Ich weiß, ich habe hier die antiquierte Einstellung eines alten weißen Mannes, aber: Der Charakter und die moralische Integrität eines Menschen SIND wichtig, wenn er ein politisches Amt bekleidet. Der Auffassung, es gälten nur die Show und die dadurch erzeugte Außenwirkung, konnte ich mich nie anschließen. Das ist die Haltung vieler Männerrechtler. Falls nötig, lassen wir uns sogar als rechtsradikale Proto-Terroristen verleumden, wenn wir einfach nur darauf hinweisen, dass viele feministische Behauptungen nicht stimmen. Für uns spielen Wissenschaft und Wahrheitsfindung eine große Rolle – für unsere Gegner oft lediglich der Versuch, die allgemeine Wahrnehmung zu kontrollieren.
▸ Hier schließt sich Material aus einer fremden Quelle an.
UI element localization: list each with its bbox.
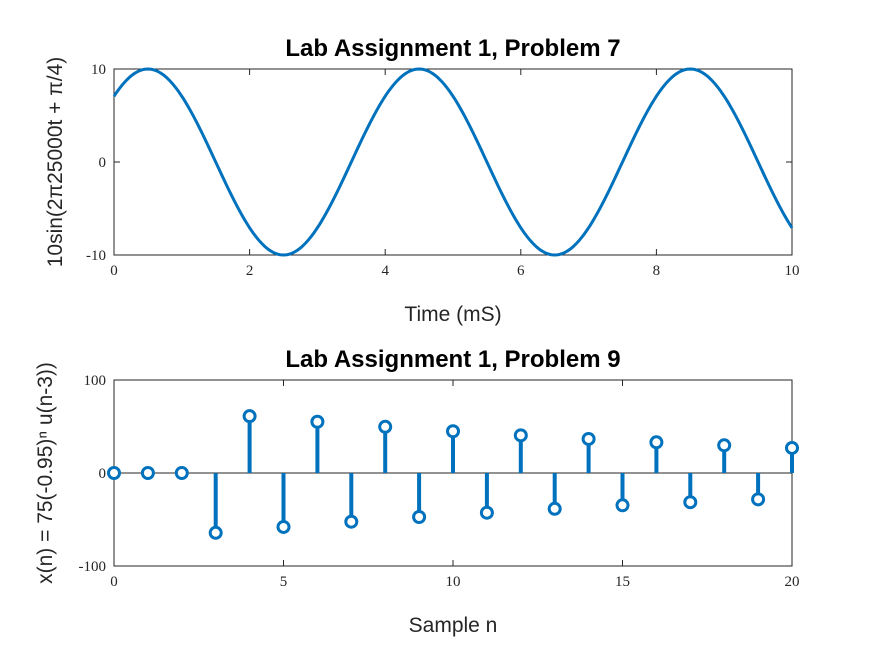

Antje Hildebrandt schließlich bezweifelt, dass Giffey ihr Problem mit der "Rückgabe" ihres Titels von der Backe hat:

Einen Doktortitel kann man nicht einfach zurückgeben. Seine Verleihung ist ein Verwaltungsakt, den nur die ausstellende Behörde – also die FU – rückgängig machen kann – nachdem sie den Fall überprüft hat. Die Untersuchung der Doktorarbeit ist damit also nicht vom Tisch. Vielleicht fängt sie erst an.


Hildebrandt dürfte Recht behalten: Der Hashtag #GiffeyRücktritt trendet inzwischen auf Twitter, und Vertreter mehrerer Parteien legen der Frauenministerin diesen Schritt nahe. Selbst in der SPD gibt es sehr vereinzelt Kritik. So erklärte Giffeys Amtsvorgänger im Amt des Bürgermeisters von Berlin-Neukölln, Heinz Buschkowsky, Giffeys Verzicht komme "viel zu spät, um mit Anstand aus der Nummer rauszukommen". Eigentlich bleibe ihr nichts anderes übrig, "als die Konsequenzen zu ziehen, die sie selbst vor gut einem Jahr angekündigt hat".